Yasakların toplum sağlığı, çevrenin korunması veya güvenlikle ilgilisi olmadığı, festival ya da konserlerin belli bir ileri tarihe ertelenmemesinden veyahut ilgili tehlikeye karşı yerinin değiştirilmemesinden de anlaşılmaktadır.

Herkesin belli bir sosyal ve kültürel yapıya sokulmak istenmesine yönelik sistematik ataklardan biri de şüphesiz, bu müzik yasaklarıdır.

Oysa… Müziğin birleştirici gücü vardır. Yalnızca o konseri yapan şarkıcının şarkılarını sevmek yeterlidir, o festivalde veya konserde birleşmek için. Konserler birleştiricidir. Yalnızca müzik dinlemek de değildir amaç; sosyalleşmek, eğlenmek, bir arada olmaktır…

Özgürlükler ve müdahale

İşin aslı, söz konusu bildirideki düşünce de pek tabii ifade özgürlüğü kapsamındadır. Bazı insanlar, festivaller, konserler veya müzik hakkında, yukarıda belirttiğim düşüncelerime katılmayabilir. Bunu dile getirmek de en tabii haklarıdır.

Nitekim her zaman dediğimiz gibi, rahatsız edici bulduğumuz düşünceler de ifade özgürlüğüne dâhildir.

Herkesin aynı düşüncede olduğu yerde zaten ifade özgürlüğünün önemi bulunmaz. Özgürlükler, önemini farklılıkları kapsamasından alır.

Ancak bu düşünceler toplumdaki aynı şekilde düşünmeyen diğer kişilerin yaşam tarzına müdahale oluşturacak şekilde eyleme dökülmemeli, devlet politikaları bir grubun özgürlüklerini sınırlayacak şekilde olmamalıdır.

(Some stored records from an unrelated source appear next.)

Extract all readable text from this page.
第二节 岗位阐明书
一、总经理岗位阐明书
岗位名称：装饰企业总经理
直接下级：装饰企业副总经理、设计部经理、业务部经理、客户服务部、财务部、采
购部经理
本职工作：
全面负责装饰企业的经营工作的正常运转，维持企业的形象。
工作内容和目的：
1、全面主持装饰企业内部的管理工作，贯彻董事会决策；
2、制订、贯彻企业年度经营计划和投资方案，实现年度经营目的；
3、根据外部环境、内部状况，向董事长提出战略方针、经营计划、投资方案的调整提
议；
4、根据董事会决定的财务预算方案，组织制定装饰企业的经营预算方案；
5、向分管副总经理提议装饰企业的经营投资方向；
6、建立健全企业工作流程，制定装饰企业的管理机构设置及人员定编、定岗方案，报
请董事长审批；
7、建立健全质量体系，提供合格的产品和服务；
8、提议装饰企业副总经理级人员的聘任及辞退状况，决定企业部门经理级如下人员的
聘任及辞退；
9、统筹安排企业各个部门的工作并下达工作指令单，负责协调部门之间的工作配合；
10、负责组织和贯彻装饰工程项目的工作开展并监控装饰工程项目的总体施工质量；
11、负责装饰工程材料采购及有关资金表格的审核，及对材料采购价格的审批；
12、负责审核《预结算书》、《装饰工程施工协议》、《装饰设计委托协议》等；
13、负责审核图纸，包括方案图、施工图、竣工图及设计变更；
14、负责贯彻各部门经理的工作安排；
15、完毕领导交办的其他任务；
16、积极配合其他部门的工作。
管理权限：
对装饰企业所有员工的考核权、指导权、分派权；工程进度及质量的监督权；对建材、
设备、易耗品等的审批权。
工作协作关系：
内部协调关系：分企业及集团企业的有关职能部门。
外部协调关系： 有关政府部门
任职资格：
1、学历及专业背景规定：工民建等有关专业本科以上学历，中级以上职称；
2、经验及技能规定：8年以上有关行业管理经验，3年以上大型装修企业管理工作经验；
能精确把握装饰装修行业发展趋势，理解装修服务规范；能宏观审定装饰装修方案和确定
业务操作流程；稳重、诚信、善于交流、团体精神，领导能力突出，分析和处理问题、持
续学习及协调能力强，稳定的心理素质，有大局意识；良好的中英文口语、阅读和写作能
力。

Neticede beğenmeyenler, tasvip etmeyenler festivallere veya konserlere katılmak zorunda değiller.

Bu açıdan bildirideki memnuniyetsizlikle ilgili düşünce, özgürlüğü kapsamında olsa da kendi gibi düşünmeyenlerin yasal faaliyetlerini yasaklama talebi” pek tabii bir liberal demokraside kabul edilebilir değildir.

Burada “çeşitli grupların talepleriyle” festivalin iptal edilmesi, festivalin iptalinden daha büyük bir sorundur.

Üstelik, gençleri uyuşturucu maddeden, alkolden veya kumar benzeri kötü alışkanlıklardan ve cehaletten koruma gerekçesiyle alınacak tedbirlerin gençlerin müsbet ilmin ışığında, Atatürk ilke ve inkılapları doğrultusunda ve Devletin ülkesi ve milletiyle bölünmez bütünlüğünü ortadan kaldırmayı amaç edinen görüşlere karşı yetişme ve gelişmelerini sağlayıcı” şekilde olması, Anayasa’nın emridir. (AY m. 58)

Tüm bu açılardan gençleri isyana ve başkaldırıya iten esas sebep, festivaller ya da konserler değil, yasaklardır.